San Paolo dice che egli non è venuto per presentare Cristo con parole difficili, per stupire i sapienti, e che non desidera perdere tempo per convincere gli increduli con lunghi discorsi, ma che ha una cosa sola di cui parlare: di Gesù, e di Gesù crocifisso e risorto. Tutto parte da lì: dal Calvario, che è sì il luogo della crocifissione, ma è anche, a pochi metri, il luogo del sepolcro vuoto. Luogo di sofferenza e morte, ma soprattutto luogo di speranza e gioia.

In ogni epoca storica, in ogni lingua, popolo e nazione questo annuncio ha trovato diverse declinazioni: ha ispirato i primi cristiani a dare la vita per la fede in Cristo, ha convinto ragazze a preservare la loro verginità e consacrarla a Dio, ha spinto generazioni e generazioni di uomini a servire con dedizione la diffusione del Vangelo e offrire i sacramenti della Vita Eterna nel sacerdozio.

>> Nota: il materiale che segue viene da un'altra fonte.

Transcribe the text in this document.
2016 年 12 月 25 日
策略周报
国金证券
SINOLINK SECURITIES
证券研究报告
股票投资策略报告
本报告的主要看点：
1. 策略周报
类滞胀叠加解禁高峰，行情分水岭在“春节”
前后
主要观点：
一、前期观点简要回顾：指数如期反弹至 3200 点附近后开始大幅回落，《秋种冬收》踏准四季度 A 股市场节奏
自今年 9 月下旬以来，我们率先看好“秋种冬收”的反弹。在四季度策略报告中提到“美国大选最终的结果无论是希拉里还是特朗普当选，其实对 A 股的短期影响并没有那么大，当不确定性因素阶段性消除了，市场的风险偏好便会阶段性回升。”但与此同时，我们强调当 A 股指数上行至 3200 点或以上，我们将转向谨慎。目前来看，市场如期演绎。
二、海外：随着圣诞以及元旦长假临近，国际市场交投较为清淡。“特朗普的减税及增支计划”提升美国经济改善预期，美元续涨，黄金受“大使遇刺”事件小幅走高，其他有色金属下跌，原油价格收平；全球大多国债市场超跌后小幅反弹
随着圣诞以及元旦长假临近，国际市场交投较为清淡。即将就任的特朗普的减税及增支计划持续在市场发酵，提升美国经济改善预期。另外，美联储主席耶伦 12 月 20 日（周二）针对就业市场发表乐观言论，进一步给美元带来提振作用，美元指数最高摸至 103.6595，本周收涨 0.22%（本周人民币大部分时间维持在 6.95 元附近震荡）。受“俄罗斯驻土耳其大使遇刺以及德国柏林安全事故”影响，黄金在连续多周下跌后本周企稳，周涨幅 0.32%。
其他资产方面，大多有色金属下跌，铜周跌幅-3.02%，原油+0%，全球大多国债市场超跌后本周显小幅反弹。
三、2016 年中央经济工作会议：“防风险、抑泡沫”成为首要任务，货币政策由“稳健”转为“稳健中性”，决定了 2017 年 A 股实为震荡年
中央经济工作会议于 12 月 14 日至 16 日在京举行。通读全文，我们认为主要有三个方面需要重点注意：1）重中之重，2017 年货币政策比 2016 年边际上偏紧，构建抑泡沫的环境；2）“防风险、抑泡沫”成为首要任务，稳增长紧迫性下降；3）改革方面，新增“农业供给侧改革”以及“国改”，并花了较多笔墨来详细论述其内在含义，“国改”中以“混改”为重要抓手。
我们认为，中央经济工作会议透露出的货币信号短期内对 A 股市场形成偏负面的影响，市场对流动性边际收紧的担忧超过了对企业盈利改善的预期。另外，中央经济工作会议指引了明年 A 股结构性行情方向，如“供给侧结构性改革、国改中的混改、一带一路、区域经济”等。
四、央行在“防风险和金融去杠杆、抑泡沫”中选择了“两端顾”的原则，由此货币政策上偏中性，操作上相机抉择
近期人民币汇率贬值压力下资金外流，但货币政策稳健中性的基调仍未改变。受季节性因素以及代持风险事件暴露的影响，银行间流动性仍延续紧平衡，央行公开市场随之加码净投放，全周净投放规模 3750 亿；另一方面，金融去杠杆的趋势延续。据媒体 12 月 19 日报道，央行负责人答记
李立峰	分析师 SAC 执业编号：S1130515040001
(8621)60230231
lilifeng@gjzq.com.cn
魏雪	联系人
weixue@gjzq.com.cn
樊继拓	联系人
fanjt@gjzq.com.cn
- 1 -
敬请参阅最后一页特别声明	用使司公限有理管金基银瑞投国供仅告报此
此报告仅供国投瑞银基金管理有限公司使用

Continua a incitare schiere di missionari e missionarie a recarsi negli angoli del mondo, nelle periferie delle città a cercare l’uomo che si è perduto – come il figliol prodigo – dietro le cose di questo mondo a tornare alla casa del Padre, anzi a ripetere che c’è una casa e c’è un Padre sempre pronti ad accoglierli e far festa per loro!

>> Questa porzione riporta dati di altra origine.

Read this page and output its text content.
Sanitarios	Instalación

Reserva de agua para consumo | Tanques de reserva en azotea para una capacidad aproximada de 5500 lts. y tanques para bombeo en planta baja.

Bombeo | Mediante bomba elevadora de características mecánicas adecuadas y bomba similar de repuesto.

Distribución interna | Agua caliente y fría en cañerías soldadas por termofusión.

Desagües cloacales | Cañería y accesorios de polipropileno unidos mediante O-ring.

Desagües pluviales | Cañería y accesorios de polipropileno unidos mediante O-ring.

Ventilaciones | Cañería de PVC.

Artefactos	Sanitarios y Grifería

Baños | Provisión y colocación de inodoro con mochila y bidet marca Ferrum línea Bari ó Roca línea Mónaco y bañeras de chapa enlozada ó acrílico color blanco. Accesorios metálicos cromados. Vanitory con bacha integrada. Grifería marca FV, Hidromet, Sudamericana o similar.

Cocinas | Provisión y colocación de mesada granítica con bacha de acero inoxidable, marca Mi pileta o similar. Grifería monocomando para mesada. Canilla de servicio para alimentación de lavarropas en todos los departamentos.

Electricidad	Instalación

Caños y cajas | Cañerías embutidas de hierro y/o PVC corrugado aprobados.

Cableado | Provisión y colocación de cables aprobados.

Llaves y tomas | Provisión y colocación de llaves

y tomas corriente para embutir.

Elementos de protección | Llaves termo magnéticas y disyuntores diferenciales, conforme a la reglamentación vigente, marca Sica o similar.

Gesù ripete la profezia di Isaia, ma non arriva in fondo alla pagina. «Mi ha mandato a portare ai poveri il lieto annuncio, a proclamare ai prigionieri la liberazione e ai ciechi la vista; a rimettere in libertà gli oppressi e proclamare l’anno di grazia del Signore». La profezia infatti continua così: «ad annunciare il giorno della vendetta del nostro Dio».

Gesù usa raramente immagini di vendetta, punizione, castigo, e sempre in generale, mai rivolti ad una persona specifica. I suoi incontri con i peccatori e coloro che hanno sbagliato non è mai giudizio di condanna, ma secondo quello che ha proclamato a Nazareth, è annuncio di salvezza, gioia, perdono, liberazione, comprensione, amore, incoraggiamento al bene. Quando il Vangelo diventa duro, chiude porte invece di aprirle, sbatte in faccia difetti e mancanze, non incoraggia, ma umilia e annienta l’umanità, non è più Vangelo di Cristo. Se il Vangelo non è fiamma d’amore, che arde, riscalda, brucia, ma diventa fredda indicazione di cose da fare o non fare, perde di fascino e non interessa più a nessuno.

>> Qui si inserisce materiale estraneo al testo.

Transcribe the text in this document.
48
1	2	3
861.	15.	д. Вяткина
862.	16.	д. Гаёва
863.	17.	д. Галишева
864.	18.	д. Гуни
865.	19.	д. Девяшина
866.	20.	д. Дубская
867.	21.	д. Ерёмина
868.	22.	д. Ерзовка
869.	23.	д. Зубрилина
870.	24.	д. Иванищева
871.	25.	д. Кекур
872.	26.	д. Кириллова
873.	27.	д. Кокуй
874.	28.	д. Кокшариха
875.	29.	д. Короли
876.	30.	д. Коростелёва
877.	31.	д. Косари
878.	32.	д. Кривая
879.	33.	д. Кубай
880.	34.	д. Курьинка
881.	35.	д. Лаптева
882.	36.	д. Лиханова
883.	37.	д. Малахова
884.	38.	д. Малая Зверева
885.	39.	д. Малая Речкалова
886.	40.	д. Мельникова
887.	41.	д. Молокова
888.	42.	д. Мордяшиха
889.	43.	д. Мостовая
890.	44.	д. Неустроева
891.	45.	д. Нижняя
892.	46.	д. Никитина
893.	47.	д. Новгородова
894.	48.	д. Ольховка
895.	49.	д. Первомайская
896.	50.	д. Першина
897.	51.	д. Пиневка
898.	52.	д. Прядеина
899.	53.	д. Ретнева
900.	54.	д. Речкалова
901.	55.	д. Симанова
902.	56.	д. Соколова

Potremmo celebrare migliaia di “domeniche della Parola di Dio”, ma se ci limitiamo a mettere un libro in bella mostra, ma non lo viviamo, facciamo diventare il Vangelo un idolo, vuoto di Cristo e del suo amore per gli uomini e le donne di ogni tempo. La misericordia di Dio non è finita! È per noi, per ciascuno di noi. Anche se i nostri peccati fossero neri come silicio, e le nostre colpe rosse come scarlatto, la Parola del Signore ci rende bianchi come neve, candidi come lana lavata e stesa al sole.

Accogliamo sempre il Vangelo, non come mappa da seguire, ma come stella che orienta il cammino. La mèta è il cielo: possiamo sbagliare, cadere, ma lo scopo della vita è seguire Cristo, ovunque egli ci conduca. Egli continua a ripetere anche a noi: «Vieni, seguimi. Non temere: tu sei prezioso ai miei occhi, e io non voglio perderti».